There was testimony concerning finger prints found upon the premises of the deceased, but since the defendant upon trial admitted his presence at the home of the deceased and an encounter with him, proof concerning the finger prints is no longer of much importance and may be assumed to show nothing more than the defendant himself admits.

The defendant explained his possession of the money which had belonged to the deceased by testifying that he and the deceased had played poker on Monday night until about three o'clock the next morning and that he had won a considerable amount of money from the deceased. At six *710 o'clock in the morning, he says, he and the deceased took a few drinks and renewed the poker game. In this game, he says, he won the sum of $162, which was all the money the deceased had, and finally bet the deceased two dollars against his pocketbook and won that.

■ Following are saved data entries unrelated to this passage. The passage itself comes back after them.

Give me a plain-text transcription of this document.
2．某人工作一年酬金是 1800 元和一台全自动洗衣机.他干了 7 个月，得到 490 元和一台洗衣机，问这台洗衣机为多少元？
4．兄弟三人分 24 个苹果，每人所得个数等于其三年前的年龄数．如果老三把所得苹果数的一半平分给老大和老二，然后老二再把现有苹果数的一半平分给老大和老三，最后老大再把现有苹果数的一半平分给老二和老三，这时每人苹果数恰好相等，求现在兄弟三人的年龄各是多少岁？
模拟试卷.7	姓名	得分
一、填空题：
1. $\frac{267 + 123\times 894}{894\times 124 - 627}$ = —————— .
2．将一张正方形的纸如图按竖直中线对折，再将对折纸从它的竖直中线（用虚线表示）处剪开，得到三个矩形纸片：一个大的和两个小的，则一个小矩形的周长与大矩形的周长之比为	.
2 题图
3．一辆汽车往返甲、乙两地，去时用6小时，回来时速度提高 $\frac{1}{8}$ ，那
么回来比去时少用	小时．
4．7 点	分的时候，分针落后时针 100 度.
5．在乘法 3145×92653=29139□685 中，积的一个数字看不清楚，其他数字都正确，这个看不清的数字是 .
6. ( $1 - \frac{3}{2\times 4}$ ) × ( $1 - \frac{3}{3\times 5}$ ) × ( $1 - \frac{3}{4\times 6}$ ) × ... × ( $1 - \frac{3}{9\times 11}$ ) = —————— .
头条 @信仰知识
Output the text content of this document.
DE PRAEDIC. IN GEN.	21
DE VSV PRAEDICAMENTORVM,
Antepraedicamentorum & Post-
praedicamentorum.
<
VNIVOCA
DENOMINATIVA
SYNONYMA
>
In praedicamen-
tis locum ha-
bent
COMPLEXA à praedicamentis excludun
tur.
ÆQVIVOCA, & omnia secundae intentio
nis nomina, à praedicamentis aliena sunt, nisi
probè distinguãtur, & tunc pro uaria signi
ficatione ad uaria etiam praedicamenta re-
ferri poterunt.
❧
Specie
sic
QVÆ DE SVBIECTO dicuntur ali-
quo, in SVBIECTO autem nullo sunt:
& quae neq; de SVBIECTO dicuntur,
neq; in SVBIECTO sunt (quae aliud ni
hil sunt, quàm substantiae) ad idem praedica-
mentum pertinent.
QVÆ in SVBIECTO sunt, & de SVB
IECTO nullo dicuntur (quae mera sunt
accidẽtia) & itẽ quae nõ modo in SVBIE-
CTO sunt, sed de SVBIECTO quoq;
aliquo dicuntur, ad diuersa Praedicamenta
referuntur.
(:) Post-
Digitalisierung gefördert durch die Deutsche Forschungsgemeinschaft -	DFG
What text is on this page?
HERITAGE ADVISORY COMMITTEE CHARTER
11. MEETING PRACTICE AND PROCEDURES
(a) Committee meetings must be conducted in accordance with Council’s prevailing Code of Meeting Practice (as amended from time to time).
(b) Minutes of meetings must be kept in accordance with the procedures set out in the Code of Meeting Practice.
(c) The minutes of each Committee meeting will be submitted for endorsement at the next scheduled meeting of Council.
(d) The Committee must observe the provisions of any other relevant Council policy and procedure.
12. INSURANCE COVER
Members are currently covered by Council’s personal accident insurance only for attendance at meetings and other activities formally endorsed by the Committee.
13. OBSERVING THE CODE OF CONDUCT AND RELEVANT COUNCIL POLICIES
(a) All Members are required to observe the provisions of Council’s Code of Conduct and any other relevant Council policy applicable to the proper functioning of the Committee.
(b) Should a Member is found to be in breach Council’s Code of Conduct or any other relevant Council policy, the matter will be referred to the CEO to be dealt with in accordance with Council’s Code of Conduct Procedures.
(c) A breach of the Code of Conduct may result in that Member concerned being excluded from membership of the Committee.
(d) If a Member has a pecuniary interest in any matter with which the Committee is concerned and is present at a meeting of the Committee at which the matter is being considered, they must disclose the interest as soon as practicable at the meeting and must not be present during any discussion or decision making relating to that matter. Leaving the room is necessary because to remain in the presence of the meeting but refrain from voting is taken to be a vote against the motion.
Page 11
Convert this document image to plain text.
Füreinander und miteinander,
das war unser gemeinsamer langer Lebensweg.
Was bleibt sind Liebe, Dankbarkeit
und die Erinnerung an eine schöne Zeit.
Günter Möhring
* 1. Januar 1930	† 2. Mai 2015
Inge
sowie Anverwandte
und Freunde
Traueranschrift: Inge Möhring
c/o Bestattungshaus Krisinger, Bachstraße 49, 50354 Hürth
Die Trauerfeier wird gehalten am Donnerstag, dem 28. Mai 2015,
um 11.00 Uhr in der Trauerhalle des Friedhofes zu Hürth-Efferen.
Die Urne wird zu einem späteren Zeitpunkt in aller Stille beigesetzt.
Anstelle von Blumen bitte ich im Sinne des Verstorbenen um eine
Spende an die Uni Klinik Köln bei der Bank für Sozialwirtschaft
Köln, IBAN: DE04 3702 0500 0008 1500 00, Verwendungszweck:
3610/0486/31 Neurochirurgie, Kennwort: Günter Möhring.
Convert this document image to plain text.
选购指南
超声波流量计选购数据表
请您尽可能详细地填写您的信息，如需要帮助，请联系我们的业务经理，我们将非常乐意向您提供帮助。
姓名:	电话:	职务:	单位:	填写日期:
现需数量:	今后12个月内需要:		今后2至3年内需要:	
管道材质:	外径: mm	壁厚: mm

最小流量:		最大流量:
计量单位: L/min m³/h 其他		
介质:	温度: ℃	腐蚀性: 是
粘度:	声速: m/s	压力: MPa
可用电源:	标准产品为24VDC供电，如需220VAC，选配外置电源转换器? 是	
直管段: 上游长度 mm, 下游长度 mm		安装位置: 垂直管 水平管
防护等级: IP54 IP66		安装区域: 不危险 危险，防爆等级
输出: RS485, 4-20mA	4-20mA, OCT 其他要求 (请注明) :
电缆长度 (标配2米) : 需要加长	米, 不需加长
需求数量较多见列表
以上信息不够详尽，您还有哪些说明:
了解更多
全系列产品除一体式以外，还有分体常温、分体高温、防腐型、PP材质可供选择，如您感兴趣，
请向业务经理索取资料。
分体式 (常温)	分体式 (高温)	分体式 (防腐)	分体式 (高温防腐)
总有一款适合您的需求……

He says that the deceased then began to accuse him of circulating a report that the deceased had threatened a brother of the deceased who had been killed, and that this accusation led to a dispute culminating in a threat by the deceased to kill the defendant, and an attack on him by the deceased with a poker. It was with this poker, he says, that the injury upon his left hand was inflicted by the deceased. He states that in the progress of the fight he struck the deceased with his fist and knocked him to a sitting position, and then took the poker away from him. Then, he says the deceased threatened to get a pistol and started to the bureau drawer where he knew the deceased kept a pistol and where a loaded pistol was later found. To prevent the deceased from securing this gun, defendant says he struck him with the poker, knocking him to a sitting position on the floor. He admits asking the witness Burhl Russell, who came to see the deceased about plowing, to go and get a doctor and says that after this witness left, the deceased was still threatening to kill him, and that because of these threats and to prevent the deceased from doing him further harm, he got in the car of the deceased and drove away.

Such was the evidence that now seems material upon appeal. The jury resolved the issues of fact against the defendant and obviously disbelieved his testimony of how his difficulty with the deceased took place. Motions for a new trial and in arrest of judgment were seasonably made and overruled and an appeal in error properly perfected.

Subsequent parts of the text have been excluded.